EventApplier: applies one event to projections
ReplayEventStore: lists ordered campaign events for replay
GapRepairEventStore: replay listing + high-water sequence lookup

These contracts live in internal/services/game/projection/replay_contracts.go and keep replay tests focused on durable behavior (ordering, bounds, gap detection) instead of broad infrastructure fake implementations.

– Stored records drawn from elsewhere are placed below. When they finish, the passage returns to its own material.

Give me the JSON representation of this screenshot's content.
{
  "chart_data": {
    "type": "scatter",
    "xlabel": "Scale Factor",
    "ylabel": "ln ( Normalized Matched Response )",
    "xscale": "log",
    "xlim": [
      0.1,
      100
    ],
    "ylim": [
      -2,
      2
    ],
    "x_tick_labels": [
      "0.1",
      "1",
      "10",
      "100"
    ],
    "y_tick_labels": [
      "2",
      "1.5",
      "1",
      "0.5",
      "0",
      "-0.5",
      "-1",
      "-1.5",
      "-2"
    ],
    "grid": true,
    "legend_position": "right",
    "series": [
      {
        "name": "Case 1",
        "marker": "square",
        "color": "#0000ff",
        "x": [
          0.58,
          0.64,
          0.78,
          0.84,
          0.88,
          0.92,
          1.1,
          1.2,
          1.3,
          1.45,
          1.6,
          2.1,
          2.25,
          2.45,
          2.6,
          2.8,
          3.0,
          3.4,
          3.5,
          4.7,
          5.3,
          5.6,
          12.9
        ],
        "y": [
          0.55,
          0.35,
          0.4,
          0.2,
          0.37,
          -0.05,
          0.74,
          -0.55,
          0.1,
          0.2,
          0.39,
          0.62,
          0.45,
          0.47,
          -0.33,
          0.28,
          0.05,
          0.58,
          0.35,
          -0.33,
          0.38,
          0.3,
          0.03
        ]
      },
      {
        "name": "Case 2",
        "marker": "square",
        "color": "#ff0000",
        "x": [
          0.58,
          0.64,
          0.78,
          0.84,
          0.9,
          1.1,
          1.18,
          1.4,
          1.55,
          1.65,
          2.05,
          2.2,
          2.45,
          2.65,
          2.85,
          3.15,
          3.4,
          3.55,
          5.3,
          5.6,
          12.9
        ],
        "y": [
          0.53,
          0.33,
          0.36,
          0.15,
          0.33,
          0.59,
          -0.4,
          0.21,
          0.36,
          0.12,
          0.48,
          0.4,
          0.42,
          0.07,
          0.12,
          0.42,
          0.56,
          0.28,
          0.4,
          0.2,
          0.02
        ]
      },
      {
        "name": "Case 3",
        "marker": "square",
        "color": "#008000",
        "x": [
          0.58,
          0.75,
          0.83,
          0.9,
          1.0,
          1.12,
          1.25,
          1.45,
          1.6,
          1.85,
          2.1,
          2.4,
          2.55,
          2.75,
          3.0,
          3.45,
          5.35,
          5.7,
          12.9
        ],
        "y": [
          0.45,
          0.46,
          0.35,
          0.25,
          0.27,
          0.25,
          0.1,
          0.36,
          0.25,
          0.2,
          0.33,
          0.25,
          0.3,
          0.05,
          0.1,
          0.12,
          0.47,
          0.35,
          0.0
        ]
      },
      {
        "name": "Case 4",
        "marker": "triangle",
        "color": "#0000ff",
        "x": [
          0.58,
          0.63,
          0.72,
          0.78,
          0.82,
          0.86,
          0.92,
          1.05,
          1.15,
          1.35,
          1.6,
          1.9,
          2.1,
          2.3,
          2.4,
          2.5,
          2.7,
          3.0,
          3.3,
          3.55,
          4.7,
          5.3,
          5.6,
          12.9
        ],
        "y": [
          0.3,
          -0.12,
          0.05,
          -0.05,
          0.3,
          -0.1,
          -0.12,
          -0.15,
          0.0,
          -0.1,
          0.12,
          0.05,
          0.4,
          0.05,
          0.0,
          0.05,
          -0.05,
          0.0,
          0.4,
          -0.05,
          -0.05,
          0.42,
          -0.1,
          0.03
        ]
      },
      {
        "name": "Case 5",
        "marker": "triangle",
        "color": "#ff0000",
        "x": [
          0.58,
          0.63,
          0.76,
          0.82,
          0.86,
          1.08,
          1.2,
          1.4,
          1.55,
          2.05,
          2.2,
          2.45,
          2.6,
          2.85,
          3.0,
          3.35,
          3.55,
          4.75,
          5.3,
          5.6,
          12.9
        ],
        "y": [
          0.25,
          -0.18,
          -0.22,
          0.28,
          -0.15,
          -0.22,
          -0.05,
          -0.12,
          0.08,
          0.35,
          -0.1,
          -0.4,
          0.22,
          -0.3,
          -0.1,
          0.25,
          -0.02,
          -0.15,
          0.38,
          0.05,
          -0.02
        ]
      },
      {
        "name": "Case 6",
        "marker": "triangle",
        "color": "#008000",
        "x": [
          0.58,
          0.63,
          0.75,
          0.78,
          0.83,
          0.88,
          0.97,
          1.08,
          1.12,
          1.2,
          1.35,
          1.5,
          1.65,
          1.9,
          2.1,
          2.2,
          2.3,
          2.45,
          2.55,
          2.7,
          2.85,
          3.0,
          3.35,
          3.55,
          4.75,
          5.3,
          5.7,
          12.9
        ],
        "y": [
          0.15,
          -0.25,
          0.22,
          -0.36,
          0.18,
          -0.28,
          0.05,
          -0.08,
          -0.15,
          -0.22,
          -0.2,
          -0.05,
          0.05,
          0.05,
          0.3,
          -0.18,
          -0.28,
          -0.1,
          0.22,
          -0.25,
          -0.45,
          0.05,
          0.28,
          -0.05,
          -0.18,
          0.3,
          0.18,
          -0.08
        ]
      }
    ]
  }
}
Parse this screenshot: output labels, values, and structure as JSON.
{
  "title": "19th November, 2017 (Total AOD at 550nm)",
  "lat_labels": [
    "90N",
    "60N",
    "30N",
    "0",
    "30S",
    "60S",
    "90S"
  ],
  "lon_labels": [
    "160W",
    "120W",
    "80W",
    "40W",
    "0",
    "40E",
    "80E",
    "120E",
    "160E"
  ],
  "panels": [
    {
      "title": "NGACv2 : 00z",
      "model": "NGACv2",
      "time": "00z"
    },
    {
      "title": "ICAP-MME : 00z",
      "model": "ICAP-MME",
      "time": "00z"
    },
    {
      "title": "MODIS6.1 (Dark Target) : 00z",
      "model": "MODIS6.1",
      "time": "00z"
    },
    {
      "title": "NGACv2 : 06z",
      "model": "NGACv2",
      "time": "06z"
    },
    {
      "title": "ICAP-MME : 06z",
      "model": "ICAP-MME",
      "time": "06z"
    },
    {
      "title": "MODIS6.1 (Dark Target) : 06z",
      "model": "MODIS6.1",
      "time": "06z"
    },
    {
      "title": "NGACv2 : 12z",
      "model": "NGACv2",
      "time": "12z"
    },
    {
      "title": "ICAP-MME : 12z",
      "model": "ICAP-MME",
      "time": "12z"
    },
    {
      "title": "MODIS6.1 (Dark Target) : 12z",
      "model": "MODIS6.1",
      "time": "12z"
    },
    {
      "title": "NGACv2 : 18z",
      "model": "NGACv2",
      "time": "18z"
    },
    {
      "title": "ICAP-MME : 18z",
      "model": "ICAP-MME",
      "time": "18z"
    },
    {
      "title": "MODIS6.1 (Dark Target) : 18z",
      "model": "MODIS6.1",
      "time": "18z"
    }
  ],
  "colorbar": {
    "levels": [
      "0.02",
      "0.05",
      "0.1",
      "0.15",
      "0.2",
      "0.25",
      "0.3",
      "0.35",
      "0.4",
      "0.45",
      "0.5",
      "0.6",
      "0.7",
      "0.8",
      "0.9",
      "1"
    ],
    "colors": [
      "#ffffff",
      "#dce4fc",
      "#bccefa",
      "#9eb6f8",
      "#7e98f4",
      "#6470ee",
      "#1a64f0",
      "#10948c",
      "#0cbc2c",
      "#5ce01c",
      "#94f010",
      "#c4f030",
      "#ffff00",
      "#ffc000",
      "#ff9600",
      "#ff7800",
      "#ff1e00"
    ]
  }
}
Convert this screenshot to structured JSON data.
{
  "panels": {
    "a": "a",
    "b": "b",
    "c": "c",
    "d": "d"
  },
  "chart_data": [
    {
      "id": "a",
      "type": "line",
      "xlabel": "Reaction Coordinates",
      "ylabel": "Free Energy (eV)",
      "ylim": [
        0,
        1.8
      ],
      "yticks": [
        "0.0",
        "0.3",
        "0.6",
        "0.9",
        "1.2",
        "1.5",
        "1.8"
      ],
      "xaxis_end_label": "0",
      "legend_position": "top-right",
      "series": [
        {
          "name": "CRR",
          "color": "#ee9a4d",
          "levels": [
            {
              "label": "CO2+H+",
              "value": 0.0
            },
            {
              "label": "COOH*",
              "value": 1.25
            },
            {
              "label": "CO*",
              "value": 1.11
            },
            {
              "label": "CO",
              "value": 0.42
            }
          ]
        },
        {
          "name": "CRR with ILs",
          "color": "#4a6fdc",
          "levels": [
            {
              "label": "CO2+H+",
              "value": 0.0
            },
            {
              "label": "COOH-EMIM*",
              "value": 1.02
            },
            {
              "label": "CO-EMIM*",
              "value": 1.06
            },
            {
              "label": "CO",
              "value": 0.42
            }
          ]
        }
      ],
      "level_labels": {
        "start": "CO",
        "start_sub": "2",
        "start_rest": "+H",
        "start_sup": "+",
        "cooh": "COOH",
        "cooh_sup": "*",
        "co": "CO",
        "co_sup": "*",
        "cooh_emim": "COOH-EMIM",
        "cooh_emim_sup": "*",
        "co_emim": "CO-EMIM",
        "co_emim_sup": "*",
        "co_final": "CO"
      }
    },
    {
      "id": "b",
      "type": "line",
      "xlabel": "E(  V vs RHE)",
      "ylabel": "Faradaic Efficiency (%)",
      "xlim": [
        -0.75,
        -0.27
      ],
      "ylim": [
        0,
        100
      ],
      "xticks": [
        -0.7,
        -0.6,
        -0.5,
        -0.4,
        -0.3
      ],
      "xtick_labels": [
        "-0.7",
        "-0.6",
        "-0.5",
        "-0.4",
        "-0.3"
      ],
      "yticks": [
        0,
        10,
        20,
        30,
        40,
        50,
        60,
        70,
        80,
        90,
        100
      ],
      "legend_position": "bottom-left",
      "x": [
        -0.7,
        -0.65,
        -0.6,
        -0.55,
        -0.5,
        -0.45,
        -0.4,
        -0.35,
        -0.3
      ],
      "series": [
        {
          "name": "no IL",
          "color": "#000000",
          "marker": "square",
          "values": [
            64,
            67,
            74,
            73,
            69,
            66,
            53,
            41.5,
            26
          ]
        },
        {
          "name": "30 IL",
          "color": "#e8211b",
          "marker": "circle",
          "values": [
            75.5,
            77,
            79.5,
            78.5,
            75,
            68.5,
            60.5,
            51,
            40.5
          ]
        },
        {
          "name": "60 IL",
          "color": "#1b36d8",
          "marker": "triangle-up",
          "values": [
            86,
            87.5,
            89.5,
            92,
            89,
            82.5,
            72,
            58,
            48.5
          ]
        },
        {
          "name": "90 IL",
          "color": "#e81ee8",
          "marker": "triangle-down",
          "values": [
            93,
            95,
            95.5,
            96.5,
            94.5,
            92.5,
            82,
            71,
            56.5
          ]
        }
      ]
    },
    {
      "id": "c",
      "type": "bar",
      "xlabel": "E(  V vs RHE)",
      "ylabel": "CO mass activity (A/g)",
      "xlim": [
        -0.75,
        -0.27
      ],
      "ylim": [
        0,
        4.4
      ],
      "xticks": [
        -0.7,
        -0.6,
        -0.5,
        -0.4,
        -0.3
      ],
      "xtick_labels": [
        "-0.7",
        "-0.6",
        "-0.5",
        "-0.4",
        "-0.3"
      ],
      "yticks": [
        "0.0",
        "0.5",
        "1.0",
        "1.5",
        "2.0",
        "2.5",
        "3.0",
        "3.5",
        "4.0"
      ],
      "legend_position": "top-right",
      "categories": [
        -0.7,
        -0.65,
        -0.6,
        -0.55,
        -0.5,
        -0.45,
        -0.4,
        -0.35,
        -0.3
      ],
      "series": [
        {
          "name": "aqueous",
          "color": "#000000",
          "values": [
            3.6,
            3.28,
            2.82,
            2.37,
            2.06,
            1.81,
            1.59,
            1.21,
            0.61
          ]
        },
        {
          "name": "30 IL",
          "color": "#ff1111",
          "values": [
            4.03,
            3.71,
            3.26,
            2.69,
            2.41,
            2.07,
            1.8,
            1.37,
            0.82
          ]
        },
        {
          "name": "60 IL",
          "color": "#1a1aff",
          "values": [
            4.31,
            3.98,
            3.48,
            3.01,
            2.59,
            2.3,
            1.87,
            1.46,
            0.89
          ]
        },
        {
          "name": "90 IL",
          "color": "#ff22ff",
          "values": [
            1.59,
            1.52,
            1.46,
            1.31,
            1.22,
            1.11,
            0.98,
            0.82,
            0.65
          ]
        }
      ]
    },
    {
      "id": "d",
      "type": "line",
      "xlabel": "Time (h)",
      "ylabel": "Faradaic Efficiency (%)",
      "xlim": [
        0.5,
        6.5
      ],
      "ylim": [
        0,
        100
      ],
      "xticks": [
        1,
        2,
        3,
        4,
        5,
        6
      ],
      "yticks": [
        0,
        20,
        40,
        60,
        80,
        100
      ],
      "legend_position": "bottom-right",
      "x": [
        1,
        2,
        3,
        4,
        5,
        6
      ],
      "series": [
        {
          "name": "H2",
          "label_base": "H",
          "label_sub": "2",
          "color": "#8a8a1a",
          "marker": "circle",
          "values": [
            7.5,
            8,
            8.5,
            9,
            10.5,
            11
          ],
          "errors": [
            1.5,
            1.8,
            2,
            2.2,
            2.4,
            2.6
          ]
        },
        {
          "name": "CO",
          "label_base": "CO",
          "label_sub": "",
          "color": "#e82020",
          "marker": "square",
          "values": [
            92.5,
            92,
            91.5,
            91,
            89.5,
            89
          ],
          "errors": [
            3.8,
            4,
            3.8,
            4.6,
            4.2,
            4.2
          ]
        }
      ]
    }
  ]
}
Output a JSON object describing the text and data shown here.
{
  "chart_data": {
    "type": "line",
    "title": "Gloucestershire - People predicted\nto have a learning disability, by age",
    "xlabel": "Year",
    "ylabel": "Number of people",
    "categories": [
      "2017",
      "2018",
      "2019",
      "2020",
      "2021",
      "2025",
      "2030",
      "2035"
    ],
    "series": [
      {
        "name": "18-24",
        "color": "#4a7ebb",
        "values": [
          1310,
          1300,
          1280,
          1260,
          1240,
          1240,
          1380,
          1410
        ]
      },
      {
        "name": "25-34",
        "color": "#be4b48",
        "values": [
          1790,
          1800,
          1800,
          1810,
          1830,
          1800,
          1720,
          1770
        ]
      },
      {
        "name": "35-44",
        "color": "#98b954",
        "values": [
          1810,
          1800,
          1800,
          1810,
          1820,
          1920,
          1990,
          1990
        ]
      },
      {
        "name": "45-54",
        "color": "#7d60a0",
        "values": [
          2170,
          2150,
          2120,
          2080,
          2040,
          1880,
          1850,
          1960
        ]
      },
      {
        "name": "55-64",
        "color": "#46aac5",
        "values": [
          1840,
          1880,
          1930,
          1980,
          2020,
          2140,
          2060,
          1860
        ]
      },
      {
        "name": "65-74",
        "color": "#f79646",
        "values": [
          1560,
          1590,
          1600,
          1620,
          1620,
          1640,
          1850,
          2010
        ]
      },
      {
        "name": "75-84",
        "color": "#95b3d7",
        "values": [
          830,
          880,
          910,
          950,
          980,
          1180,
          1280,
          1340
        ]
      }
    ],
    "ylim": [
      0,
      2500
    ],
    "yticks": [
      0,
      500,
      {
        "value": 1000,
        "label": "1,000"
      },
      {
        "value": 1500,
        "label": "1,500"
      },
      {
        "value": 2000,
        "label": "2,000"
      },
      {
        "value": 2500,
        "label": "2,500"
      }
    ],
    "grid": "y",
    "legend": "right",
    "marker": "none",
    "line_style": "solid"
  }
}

Checkpoint and snapshot model

Snapshot-accelerated replay starts from the snapshot sequence.
When a checkpoint is ahead of snapshot sequence, replay must cap the checkpoint cursor at snapshot sequence so no events are skipped.
Without a snapshot seed, replay starts from max of configured after_seq and checkpoint sequence.
Successful apply advances checkpoint.
Snapshot writes are optimization artifacts and can be recomputed.
Snapshot corruption must not block journal-based recovery.

Failure handling model

Post-persist fold/apply failure: event remains authoritative; replay can recover state.
Projection drift: detected via sequence gap checks and repaired via replay.
Adapter not found: fail fast; do not continue with partial projection state.

Architecture boundary

This page defines replay architecture only. Operator procedures, repair commands, and runbook workflows live in running docs.

Historical event copy/import is explicit and centralized. When the system needs to append already-authoritative past events, it must use the dedicated import seam rather than letting transports append to the journal directly.